Question : Among A, B, C, D, E and F, who is the heaviest ? Statements: A and…

2025

Question : Among A, B, C, D, E and F, who is the heaviest ?

Statements:

A and D are heavier than B, E and F but none of them is the heaviest.

A is heavier than D but lighter than C.

  1. A.

    I alone is sufficient while II alone is not sufficient

  2. B.

    II alone is sufficient while I alone is not sufficient

  3. C.

    Either I or II is sufficient

  4. D.

    Neither I nor II is sufficient

Show answer & explanation

Correct answer: A

Concept: In a Data Sufficiency question that asks who holds an extreme value (here, the heaviest) among a fixed group, a statement is sufficient only when it leaves exactly one member of the group who could hold that extreme, with no ambiguity remaining.

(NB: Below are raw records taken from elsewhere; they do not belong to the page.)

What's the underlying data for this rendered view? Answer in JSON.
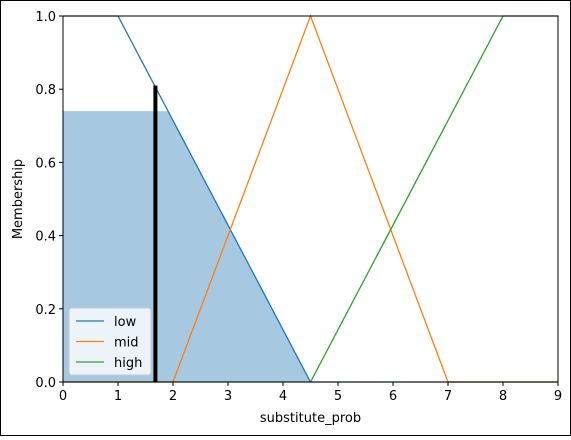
{
  "chart_data": {
    "type": "line",
    "title": "",
    "xlabel": "substitute_prob",
    "ylabel": "Membership",
    "xlim": [
      0,
      9
    ],
    "ylim": [
      0,
      1.0
    ],
    "x_ticks": [
      0,
      1,
      2,
      3,
      4,
      5,
      6,
      7,
      8,
      9
    ],
    "y_ticks": [
      0.0,
      0.2,
      0.4,
      0.6,
      0.8,
      1.0
    ],
    "x_tick_labels": [
      "0",
      "1",
      "2",
      "3",
      "4",
      "5",
      "6",
      "7",
      "8",
      "9"
    ],
    "y_tick_labels": [
      "0.0",
      "0.2",
      "0.4",
      "0.6",
      "0.8",
      "1.0"
    ],
    "grid": false,
    "legend_position": "lower-left",
    "series": [
      {
        "name": "low",
        "color": "#1f77b4",
        "x": [
          0,
          1,
          4.5,
          9
        ],
        "y": [
          1,
          1,
          0,
          0
        ]
      },
      {
        "name": "mid",
        "color": "#ff7f0e",
        "x": [
          0,
          2,
          4.5,
          7,
          9
        ],
        "y": [
          0,
          0,
          1,
          0,
          0
        ]
      },
      {
        "name": "high",
        "color": "#2ca02c",
        "x": [
          0,
          4.5,
          8,
          9
        ],
        "y": [
          0,
          0,
          1,
          1
        ]
      }
    ],
    "activation": {
      "color": "#a6c8e0",
      "clip_level": 0.74,
      "x": [
        0,
        1.91,
        4.5
      ],
      "y": [
        0.74,
        0.74,
        0
      ]
    },
    "marker": {
      "x": 1.68,
      "y": 0.81,
      "color": "#000000"
    }
  }
}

Statement I: A and D are heavier than B, E and F, but neither A nor D is the heaviest. Since all six people have distinct weights, the only person left who could be heavier than both A and D is C. So C must be heavier than A and D, who are already heavier than B, E and F -- making C heavier than every other person. Statement I alone is therefore sufficient to identify the heaviest.

Statement II: A is heavier than D but lighter than C, giving C > A > D. This fixes C above A and D, but it gives no comparison at all between C and B, E or F. Without knowing how C compares with those three, C's position relative to the whole group is not settled, so Statement II alone is not sufficient.

Cross-check: Re-reading Statement I confirms it excludes every person except C from being heaviest (A and D are excluded explicitly, and B, E and F are excluded by being lighter than A and D), so no combination with Statement II is even needed. Statement II, taken alone, never rules out B, E or F being heavier than C, confirming it cannot work by itself.

Result: Statement I alone is sufficient while Statement II alone is not sufficient.

Why the other options are wrong:

  • II alone is sufficient while I alone is not sufficient -- wrong because Statement II never compares C with B, E or F, so it cannot rule out one of them being heavier; that comparison is missing no matter how the rest of the deduction runs.

  • Either I or II is sufficient -- wrong because this requires each statement to work independently, and Statement II's missing C-versus-(B, E, F) comparison means it does not stand on its own.

  • Neither I nor II is sufficient -- wrong because it requires both statements to fail, but Statement II failing on its own does not mean the other statement must also fail; each one has to be checked in full before concluding neither works.